One aspect of Sonic Adventure that has held up quite well over the years is the music. Directed by musician Jun Senoue of Sonic 3D Blast and Sonic & Knuckles fame, I'm sure Sega fans will notice his remixes of Sonic 3D Blast themes in the bumper car segment of Sonic Twinkle Park's action stage, and the theme for Tails' Windy Valley action stage. Less said about the voice acting (despite the video game debut of Anakin Skywalker's Jake Lloyd as Tails) the better.
Still, there is nothing that plays like a Sonic game, the adrenaline you feel while trying to pick up as many rings, beating your score is like no other platformer and in this sense, Sonic Adventure nailed it. While, the problems with the camera, and the collision detection prevented this game from being a truly triple A quality title, it still remains as relevant an experience now as it did in 2000 and what I'm left with is a game that, despite how much it tries to make me hate it, I simply cannot help but love.

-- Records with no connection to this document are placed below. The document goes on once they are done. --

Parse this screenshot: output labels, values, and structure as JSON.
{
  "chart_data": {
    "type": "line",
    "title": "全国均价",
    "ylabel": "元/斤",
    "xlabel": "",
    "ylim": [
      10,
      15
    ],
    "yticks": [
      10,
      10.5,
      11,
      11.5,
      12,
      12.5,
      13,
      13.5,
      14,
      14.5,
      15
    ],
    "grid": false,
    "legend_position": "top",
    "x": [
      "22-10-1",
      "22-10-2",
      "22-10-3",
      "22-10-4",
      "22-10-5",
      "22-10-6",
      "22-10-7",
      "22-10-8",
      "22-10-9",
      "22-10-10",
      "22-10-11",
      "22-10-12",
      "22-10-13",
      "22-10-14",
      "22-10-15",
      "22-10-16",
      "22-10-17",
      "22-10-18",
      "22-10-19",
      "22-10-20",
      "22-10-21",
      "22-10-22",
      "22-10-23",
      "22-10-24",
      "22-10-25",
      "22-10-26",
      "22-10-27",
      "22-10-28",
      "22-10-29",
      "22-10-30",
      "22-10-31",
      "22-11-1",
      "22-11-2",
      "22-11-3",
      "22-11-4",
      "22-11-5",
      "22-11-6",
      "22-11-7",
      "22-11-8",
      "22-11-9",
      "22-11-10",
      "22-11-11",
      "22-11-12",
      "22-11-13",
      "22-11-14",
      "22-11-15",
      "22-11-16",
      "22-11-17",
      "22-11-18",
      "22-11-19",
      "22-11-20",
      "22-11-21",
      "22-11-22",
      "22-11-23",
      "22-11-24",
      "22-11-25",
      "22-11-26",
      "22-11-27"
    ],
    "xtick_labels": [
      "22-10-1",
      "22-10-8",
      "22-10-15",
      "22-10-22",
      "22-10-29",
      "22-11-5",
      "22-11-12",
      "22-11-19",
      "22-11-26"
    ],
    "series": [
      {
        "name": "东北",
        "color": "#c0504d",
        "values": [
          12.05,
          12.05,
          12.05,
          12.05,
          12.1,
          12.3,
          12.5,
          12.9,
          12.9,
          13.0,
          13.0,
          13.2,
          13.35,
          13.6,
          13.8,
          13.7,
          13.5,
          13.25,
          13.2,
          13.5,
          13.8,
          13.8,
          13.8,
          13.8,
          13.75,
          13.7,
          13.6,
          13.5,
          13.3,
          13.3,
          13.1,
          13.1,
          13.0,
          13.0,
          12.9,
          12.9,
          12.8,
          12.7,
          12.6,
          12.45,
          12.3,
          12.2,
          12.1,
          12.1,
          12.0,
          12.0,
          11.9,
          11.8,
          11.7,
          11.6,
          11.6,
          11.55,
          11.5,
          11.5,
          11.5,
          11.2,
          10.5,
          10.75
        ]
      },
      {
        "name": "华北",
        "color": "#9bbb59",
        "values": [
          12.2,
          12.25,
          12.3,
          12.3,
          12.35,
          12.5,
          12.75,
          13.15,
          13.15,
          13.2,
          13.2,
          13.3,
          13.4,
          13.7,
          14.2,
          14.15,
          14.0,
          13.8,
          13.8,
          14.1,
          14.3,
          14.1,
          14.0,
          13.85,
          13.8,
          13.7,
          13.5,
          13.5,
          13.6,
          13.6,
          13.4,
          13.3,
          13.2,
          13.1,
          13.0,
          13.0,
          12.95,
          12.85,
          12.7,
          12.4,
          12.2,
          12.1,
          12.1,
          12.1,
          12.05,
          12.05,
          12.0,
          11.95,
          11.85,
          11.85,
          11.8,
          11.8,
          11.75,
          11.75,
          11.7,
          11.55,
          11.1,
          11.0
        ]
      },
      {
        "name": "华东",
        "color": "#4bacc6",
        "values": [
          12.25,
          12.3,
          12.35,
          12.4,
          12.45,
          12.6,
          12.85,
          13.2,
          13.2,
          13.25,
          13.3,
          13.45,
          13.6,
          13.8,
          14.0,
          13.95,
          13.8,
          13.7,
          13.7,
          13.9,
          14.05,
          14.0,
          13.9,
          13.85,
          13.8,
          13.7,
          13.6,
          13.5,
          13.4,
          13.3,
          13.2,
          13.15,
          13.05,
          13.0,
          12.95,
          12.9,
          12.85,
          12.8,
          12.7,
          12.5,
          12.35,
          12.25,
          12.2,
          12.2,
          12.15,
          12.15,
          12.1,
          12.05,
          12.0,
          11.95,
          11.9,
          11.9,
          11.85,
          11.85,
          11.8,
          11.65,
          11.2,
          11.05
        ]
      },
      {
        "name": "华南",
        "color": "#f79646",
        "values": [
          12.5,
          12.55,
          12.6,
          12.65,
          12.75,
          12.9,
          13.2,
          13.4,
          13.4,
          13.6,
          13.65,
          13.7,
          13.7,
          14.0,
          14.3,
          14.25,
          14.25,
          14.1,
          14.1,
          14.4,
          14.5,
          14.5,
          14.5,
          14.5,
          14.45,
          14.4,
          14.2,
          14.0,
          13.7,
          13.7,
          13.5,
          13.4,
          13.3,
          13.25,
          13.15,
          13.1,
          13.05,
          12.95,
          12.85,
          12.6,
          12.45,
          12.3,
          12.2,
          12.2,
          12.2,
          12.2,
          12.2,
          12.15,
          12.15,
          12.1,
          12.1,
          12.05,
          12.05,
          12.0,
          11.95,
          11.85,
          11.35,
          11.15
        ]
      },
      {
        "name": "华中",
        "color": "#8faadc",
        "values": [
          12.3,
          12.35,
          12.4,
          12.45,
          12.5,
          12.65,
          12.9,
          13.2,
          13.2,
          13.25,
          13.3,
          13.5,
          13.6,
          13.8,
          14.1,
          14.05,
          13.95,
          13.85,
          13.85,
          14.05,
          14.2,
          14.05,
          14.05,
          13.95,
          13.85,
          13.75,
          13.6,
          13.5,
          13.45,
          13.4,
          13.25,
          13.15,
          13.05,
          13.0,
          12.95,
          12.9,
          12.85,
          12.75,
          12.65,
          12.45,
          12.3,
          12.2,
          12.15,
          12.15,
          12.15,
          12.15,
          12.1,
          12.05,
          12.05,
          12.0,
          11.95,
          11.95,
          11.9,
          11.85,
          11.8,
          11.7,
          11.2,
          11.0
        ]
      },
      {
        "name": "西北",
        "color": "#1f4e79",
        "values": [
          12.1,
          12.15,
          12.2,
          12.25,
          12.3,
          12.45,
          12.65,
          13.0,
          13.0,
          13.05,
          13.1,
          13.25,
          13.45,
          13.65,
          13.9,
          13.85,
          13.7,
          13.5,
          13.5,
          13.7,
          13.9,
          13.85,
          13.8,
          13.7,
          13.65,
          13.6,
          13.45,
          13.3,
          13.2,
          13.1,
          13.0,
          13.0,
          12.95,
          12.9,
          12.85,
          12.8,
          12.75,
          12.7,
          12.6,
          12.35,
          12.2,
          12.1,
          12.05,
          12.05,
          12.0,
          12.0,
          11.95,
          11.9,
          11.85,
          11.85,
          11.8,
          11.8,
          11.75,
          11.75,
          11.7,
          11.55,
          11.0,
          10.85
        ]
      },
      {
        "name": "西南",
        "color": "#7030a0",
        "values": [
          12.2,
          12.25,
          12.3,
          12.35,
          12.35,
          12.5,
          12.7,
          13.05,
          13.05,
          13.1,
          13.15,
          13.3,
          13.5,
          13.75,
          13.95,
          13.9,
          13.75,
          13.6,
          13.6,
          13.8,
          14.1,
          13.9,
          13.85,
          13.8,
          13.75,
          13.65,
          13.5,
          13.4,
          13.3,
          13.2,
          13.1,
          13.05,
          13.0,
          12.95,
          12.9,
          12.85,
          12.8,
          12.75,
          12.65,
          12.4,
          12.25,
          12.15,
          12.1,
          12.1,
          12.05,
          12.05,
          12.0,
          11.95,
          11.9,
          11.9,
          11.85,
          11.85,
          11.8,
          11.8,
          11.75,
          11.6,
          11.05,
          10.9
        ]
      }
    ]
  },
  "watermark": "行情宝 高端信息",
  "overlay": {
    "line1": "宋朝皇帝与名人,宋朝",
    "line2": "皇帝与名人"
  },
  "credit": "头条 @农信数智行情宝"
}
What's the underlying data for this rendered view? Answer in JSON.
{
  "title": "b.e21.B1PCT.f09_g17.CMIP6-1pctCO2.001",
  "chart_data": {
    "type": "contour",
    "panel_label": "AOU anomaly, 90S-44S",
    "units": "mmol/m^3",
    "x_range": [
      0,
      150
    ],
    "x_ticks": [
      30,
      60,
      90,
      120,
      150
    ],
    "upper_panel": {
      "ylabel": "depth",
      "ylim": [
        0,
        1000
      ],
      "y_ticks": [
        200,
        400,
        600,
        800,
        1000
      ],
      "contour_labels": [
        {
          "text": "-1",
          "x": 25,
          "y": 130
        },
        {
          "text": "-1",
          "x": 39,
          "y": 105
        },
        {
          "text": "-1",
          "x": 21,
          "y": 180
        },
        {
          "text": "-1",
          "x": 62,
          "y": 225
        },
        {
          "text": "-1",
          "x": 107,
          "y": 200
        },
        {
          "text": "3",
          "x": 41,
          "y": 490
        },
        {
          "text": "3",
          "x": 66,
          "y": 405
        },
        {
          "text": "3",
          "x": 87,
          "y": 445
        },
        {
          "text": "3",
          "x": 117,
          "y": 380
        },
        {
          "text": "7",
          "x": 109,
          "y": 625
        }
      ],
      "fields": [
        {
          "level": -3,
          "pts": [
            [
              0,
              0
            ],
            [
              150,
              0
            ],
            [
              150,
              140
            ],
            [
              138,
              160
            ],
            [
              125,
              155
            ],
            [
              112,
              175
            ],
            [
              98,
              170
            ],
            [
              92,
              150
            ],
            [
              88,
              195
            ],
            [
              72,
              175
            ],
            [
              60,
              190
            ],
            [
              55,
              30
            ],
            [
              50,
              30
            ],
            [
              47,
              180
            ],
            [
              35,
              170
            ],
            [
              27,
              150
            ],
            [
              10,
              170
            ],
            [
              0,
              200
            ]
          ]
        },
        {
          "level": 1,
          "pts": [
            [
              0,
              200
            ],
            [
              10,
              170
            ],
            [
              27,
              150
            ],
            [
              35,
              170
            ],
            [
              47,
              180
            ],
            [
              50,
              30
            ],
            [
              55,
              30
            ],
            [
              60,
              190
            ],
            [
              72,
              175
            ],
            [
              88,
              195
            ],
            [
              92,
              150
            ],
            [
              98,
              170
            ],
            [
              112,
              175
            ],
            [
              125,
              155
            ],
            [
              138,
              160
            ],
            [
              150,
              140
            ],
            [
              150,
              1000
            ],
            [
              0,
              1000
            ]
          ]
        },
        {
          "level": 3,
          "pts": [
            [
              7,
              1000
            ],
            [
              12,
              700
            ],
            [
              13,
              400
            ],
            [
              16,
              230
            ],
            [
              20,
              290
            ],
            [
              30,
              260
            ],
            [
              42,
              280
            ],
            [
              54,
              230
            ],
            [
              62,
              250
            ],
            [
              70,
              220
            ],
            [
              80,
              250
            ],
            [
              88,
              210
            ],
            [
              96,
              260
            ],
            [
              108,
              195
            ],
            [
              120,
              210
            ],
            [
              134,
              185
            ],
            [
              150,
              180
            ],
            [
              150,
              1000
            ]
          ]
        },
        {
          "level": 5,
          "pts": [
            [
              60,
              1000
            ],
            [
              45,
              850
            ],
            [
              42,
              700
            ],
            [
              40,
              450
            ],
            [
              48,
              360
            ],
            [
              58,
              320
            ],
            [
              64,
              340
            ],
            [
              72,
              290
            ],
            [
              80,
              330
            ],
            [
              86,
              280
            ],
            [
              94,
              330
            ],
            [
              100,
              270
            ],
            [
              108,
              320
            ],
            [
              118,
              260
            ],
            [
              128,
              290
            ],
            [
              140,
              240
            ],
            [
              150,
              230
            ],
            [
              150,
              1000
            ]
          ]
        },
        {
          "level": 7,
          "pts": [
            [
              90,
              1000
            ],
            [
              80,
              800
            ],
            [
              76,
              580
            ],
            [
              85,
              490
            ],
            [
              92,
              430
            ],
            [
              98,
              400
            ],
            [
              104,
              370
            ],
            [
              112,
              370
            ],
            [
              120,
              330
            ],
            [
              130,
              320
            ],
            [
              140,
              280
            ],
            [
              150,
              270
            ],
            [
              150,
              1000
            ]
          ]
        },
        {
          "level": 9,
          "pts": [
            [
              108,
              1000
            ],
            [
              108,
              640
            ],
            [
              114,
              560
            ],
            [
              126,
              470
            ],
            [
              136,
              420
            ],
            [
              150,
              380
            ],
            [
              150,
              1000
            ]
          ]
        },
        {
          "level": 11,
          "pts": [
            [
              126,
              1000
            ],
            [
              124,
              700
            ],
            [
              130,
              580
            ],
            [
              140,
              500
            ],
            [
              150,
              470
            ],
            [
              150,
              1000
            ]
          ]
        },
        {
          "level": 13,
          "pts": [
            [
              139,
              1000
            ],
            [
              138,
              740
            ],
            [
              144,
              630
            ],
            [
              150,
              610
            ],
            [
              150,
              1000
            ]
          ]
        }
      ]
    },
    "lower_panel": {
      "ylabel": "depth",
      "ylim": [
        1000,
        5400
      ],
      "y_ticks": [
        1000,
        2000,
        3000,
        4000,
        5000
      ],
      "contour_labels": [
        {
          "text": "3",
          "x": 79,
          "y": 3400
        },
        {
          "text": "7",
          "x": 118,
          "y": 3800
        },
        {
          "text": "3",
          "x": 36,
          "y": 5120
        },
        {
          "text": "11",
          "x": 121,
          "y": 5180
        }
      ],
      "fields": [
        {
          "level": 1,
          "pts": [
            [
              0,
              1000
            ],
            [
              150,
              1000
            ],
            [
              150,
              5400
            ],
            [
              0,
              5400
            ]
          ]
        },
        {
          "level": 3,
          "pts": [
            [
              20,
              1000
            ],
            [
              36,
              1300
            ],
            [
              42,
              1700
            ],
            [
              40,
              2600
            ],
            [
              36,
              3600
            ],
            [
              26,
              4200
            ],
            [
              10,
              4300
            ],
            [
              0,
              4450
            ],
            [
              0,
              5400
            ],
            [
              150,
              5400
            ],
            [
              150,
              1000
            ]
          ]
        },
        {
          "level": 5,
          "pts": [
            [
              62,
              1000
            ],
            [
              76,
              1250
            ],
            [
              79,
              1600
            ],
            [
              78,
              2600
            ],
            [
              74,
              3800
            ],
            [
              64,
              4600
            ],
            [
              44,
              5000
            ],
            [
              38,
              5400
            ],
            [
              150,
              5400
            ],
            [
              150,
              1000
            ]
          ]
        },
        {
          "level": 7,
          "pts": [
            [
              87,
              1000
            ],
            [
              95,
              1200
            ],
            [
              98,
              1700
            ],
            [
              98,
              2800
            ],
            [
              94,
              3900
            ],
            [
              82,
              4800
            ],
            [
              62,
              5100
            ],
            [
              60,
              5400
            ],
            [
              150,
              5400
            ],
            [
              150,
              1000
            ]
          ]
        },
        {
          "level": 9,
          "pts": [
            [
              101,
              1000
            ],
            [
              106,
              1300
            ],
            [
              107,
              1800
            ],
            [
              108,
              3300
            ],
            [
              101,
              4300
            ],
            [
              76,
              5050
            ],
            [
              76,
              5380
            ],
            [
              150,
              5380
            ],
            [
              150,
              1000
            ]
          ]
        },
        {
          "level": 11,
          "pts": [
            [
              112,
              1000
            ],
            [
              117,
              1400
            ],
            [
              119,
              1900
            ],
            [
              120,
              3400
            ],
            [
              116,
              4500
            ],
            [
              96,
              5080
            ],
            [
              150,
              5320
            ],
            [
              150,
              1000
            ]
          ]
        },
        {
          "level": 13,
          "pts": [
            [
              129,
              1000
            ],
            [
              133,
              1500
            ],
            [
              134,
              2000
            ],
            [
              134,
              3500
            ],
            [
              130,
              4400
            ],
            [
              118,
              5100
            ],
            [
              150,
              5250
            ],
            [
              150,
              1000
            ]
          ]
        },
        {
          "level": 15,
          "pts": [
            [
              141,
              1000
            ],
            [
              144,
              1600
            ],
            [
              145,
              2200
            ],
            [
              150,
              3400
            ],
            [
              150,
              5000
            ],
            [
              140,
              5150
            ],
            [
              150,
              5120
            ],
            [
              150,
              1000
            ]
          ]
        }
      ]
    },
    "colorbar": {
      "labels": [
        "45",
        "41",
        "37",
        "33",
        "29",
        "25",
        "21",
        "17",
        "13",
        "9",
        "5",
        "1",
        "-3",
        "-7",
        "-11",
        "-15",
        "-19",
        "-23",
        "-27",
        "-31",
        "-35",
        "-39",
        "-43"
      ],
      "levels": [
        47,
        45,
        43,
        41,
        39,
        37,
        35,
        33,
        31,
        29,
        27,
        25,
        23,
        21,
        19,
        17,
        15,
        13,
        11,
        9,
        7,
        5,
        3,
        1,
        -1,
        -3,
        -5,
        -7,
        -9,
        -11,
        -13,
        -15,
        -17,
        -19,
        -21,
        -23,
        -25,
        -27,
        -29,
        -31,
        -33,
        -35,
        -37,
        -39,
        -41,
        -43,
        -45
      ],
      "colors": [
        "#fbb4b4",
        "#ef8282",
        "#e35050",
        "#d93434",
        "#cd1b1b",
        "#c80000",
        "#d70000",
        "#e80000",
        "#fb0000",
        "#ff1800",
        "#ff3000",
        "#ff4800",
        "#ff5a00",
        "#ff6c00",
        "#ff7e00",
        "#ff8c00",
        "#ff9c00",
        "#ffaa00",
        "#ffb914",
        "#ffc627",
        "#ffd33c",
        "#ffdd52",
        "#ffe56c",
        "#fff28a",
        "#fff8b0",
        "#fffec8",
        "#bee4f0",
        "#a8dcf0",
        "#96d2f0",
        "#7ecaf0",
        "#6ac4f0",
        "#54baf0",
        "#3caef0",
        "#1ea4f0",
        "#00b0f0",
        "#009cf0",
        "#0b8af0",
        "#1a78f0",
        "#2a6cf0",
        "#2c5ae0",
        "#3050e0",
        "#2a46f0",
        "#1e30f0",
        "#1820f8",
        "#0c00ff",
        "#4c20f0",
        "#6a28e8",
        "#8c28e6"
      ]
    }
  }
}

Sonic Adventure International, the best version of the game on Dreamcast?

After the game's release in Japan, Sega and Sonic Team knew the game was not as finished as they would have liked it to be, so in the year leading up to the September 1999 release of the game they established Sonic Team USA, based out of San Francisco, in order to polish and refine the game further. The American release of Sonic Adventure was later re-released in Japan as "Sonic Adventure International" fixing glitches, errors, and problems with the camera seen in the original version. Some updates were made to the visuals which is evident right on the updated title screen which includes water ripples (although earlier North American copies have the original title screen). For instance, Sonic's running animation in top speed originally had a unique blurring "wheel" effect akin to the classic games, and his victory animation did not have him giving a thumbs up. Another change was the removal of the cowgirl billboard which waved a 3D martini glass and made suggestive noises when attacked, being replaced by an inconspicuous Casinopolis decoration. The models for the Flickies were also adjusted in International, as their wings originally had an odd wing joint. Chaos' puddle in the Super Sonic story also originally included his tail, but it was removed since it looked glitchy.
A complete English voice track was also added, as well as subtitles in English, French, Spanish, and German. The complete original Japanese voice track and subtitles are retained, making a total of voices in two different languages and text in five. Add to that the  internet feature that connects to the Sonic Adventure in-game website using the Sega Dreamcast modem, where you could enter World Rankings, download special features, trade Chao, or just chat. While most of the website graphics are loaded straight from the GD-ROM, all of the content was supposedly pulled from a remote server but with a little hacking can be unlocked. Most additions were just fun add-ons that changed the scenery of a level to something based on a holiday or promotion, or added a fun mini-game. Some add-ons added new options, such as changing the generic announcer voice to that of Sonic, Tails, or Knuckles. As the most updated version, Sonic Adventure International became the version which Sonic Adventure DX, for the Nintendo GameCube was built on in 2003.